The demonstrators outside the train station chanted slogans saying: “Detroit Needs Water, Not Champagne.” This slogan points to the tens of thousands of water shut-offs in Detroit since the advent of emergency management, municipal bankruptcy, the Duggan administration and the Financial Review Commission oversight board composed of representatives of capital and the comprador political functionaries from City Hall.

Those in attendance at the event could hear the chanting and speeches outside. Many left the party long before it was over. However, others stayed while a few came out in an attempt to talk with the demonstrators.

Issues related to property tax foreclosures, corporate tax captures, police terrorism, the dictatorship of capital and the role of the subservient political operatives were addressed by the speakers. Our position is that there can be no genuine revival of Detroit without addressing the needs of the people for a moratorium on property tax foreclosures, the rebuilding of the public school system, quality housing for African Americans and working people, cleaning up of the environment and effective political empowerment of the masses.

Forward to the World Conference of Mayors

It is imperative that we continue to answer the corporate racists who are spending millions of dollars for public relations consultants every month in an attempt to foster a false perception of the actual conditions in Detroit. We must bring an anti-capitalist position to these debates taking place in the city and its environs.

Our message cannot be muddled like some who are saying that they are not opposed to Dan Gilbert and the Illitch family, only the appearance of Kid Rock.

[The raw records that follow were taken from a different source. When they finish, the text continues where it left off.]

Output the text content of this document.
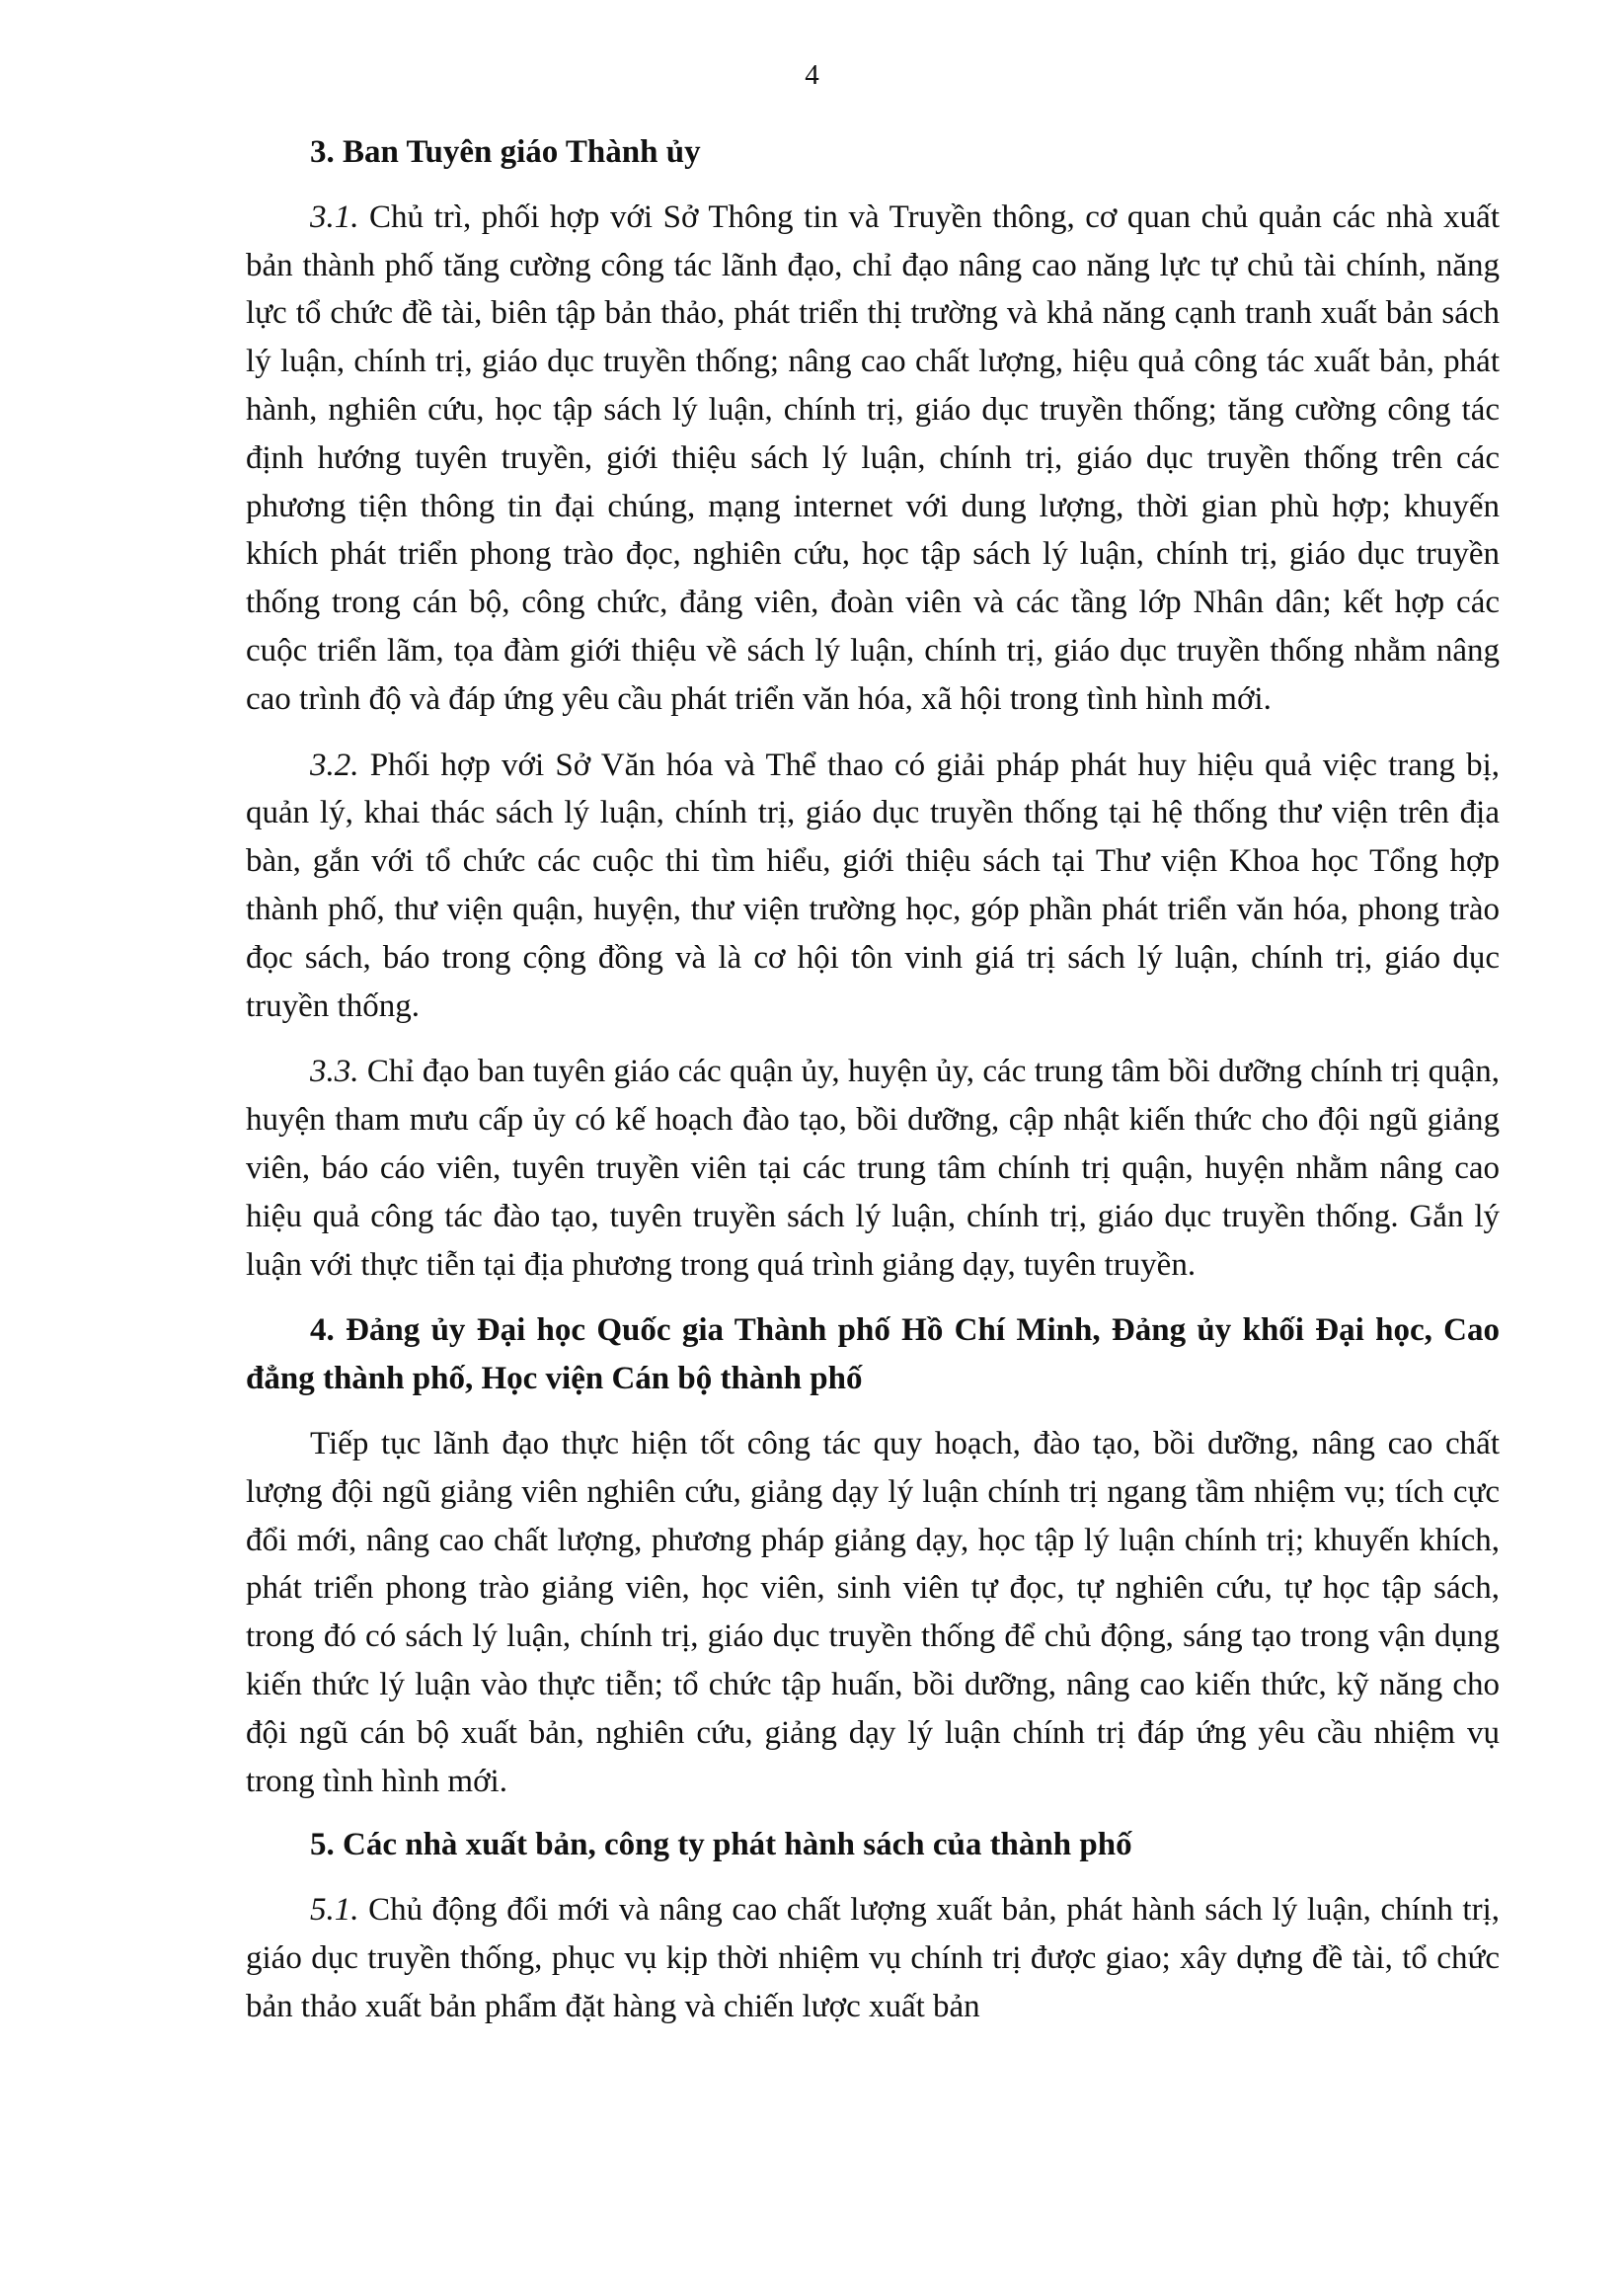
4
3. Ban Tuyên giáo Thành ủy

3.1. Chủ trì, phối hợp với Sở Thông tin và Truyền thông, cơ quan chủ quản các nhà xuất bản thành phố tăng cường công tác lãnh đạo, chỉ đạo nâng cao năng lực tự chủ tài chính, năng lực tổ chức đề tài, biên tập bản thảo, phát triển thị trường và khả năng cạnh tranh xuất bản sách lý luận, chính trị, giáo dục truyền thống; nâng cao chất lượng, hiệu quả công tác xuất bản, phát hành, nghiên cứu, học tập sách lý luận, chính trị, giáo dục truyền thống; tăng cường công tác định hướng tuyên truyền, giới thiệu sách lý luận, chính trị, giáo dục truyền thống trên các phương tiện thông tin đại chúng, mạng internet với dung lượng, thời gian phù hợp; khuyến khích phát triển phong trào đọc, nghiên cứu, học tập sách lý luận, chính trị, giáo dục truyền thống trong cán bộ, công chức, đảng viên, đoàn viên và các tầng lớp Nhân dân; kết hợp các cuộc triển lãm, tọa đàm giới thiệu về sách lý luận, chính trị, giáo dục truyền thống nhằm nâng cao trình độ và đáp ứng yêu cầu phát triển văn hóa, xã hội trong tình hình mới.

3.2. Phối hợp với Sở Văn hóa và Thể thao có giải pháp phát huy hiệu quả việc trang bị, quản lý, khai thác sách lý luận, chính trị, giáo dục truyền thống tại hệ thống thư viện trên địa bàn, gắn với tổ chức các cuộc thi tìm hiểu, giới thiệu sách tại Thư viện Khoa học Tổng hợp thành phố, thư viện quận, huyện, thư viện trường học, góp phần phát triển văn hóa, phong trào đọc sách, báo trong cộng đồng và là cơ hội tôn vinh giá trị sách lý luận, chính trị, giáo dục truyền thống.

3.3. Chỉ đạo ban tuyên giáo các quận ủy, huyện ủy, các trung tâm bồi dưỡng chính trị quận, huyện tham mưu cấp ủy có kế hoạch đào tạo, bồi dưỡng, cập nhật kiến thức cho đội ngũ giảng viên, báo cáo viên, tuyên truyền viên tại các trung tâm chính trị quận, huyện nhằm nâng cao hiệu quả công tác đào tạo, tuyên truyền sách lý luận, chính trị, giáo dục truyền thống. Gắn lý luận với thực tiễn tại địa phương trong quá trình giảng dạy, tuyên truyền.

4. Đảng ủy Đại học Quốc gia Thành phố Hồ Chí Minh, Đảng ủy khối Đại học, Cao đẳng thành phố, Học viện Cán bộ thành phố

Tiếp tục lãnh đạo thực hiện tốt công tác quy hoạch, đào tạo, bồi dưỡng, nâng cao chất lượng đội ngũ giảng viên nghiên cứu, giảng dạy lý luận chính trị ngang tầm nhiệm vụ; tích cực đổi mới, nâng cao chất lượng, phương pháp giảng dạy, học tập lý luận chính trị; khuyến khích, phát triển phong trào giảng viên, học viên, sinh viên tự đọc, tự nghiên cứu, tự học tập sách, trong đó có sách lý luận, chính trị, giáo dục truyền thống để chủ động, sáng tạo trong vận dụng kiến thức lý luận vào thực tiễn; tổ chức tập huấn, bồi dưỡng, nâng cao kiến thức, kỹ năng cho đội ngũ cán bộ xuất bản, nghiên cứu, giảng dạy lý luận chính trị đáp ứng yêu cầu nhiệm vụ trong tình hình mới.

5. Các nhà xuất bản, công ty phát hành sách của thành phố

5.1. Chủ động đổi mới và nâng cao chất lượng xuất bản, phát hành sách lý luận, chính trị, giáo dục truyền thống, phục vụ kịp thời nhiệm vụ chính trị được giao; xây dựng đề tài, tổ chức bản thảo xuất bản phẩm đặt hàng và chiến lược xuất bản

They also eschew posters that portray the people of Detroit, who are 80 plus percent African American, as white. The disempowerment of the Black majority is a precondition for the escalation of the super-exploitative conditions under which we live. The dissolution of bourgeois democratic practice is being enacted in order to maximize profitability for the banks and multi-national corporations such as Bedrock, Quicken Loans and Illitch Holdings.

Therefore, the upcoming World Conference of Mayors scheduled for late October should be viewed as a terrain of ideological and political struggle over the future of the city and its working and poor people. Detroit is by no means a viable model for urban revitalization in the 21st century. The real agenda of the ruling class is the further displacement, disenfranchisement and repression of the African American majority in Detroit.

We need to provide an alternative program which challenges private capital and its control over our lives. We are for self-determination and social justice. Capitalism in its present modern-day form cannot grant these demands. Consequently, our ultimate objective is the realization of a socialist society which is controlled by the working class and the oppressed.